Si resta senza fiato immersi nel dramma di chi è obbligato a collaborare all’impiccagione di concittadini che, si sa, non hanno commesso nulla: innocenti usati come strumenti di terrore nel tempo in cui si vive nell’incubo di finire sui treni che vanno a Est – tutti sanno che esistono -, verso luoghi misteriosi di cui una sola cosa è certa: da lì non si torna. Weil ci attira inesorabile nel senso di colpa di chi contribuisce a decidere “a chi tocca”, sapendo che domani toccherà a te. Il narratore è maestro nel descrivere la pochezza di uomini che non sarebbero nulla in una vita “normale”, nella quale valessero i criteri più elementari del merito, senza una divisa che concede l’onnipotenza. Ma domina la legge della sopravvivenza, imposta da esseri disumani che Weil chiama con nome indistinto, orgoglioso, sprezzante: “loro”.
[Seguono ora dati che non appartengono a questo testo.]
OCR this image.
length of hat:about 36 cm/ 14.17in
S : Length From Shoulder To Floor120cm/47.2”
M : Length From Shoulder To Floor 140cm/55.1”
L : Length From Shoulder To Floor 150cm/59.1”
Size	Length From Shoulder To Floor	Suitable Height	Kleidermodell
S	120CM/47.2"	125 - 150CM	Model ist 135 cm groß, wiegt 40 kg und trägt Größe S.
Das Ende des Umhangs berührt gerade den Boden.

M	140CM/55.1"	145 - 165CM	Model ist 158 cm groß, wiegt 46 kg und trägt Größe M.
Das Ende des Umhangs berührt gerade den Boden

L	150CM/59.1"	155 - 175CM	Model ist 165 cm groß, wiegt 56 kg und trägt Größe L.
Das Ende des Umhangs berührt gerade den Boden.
Gli ebrei sono l’oggetto privilegiato delle attenzioni naziste, ma un evento fa girare la ruota della sfortuna per tutti. Il 4 giugno 1942, Heydrich, che la gente vede ogni giorno viaggiare sulla Mercedes Benz a capote aperta, sicuro dell’immunità, viene ucciso da un piccolo commando istruito in Inghilterra. E la repressione si fa più inesorabile nel processo di sostituzione etnica progettato non solo per cancellare la cultura ceca, ma per sopprimere due terzi della popolazione.
Il tempo di cui narra Sul tetto c’è Mendelssohn sono gli ultimi anni dell’occupazione prima della caduta del Reich, il che rende ancora più fatale il destino di chi, per pochi giorni, come nel finale, toccante, non riesce nell’impresa quasi compiuta di sopravvivere alla stupidità del male.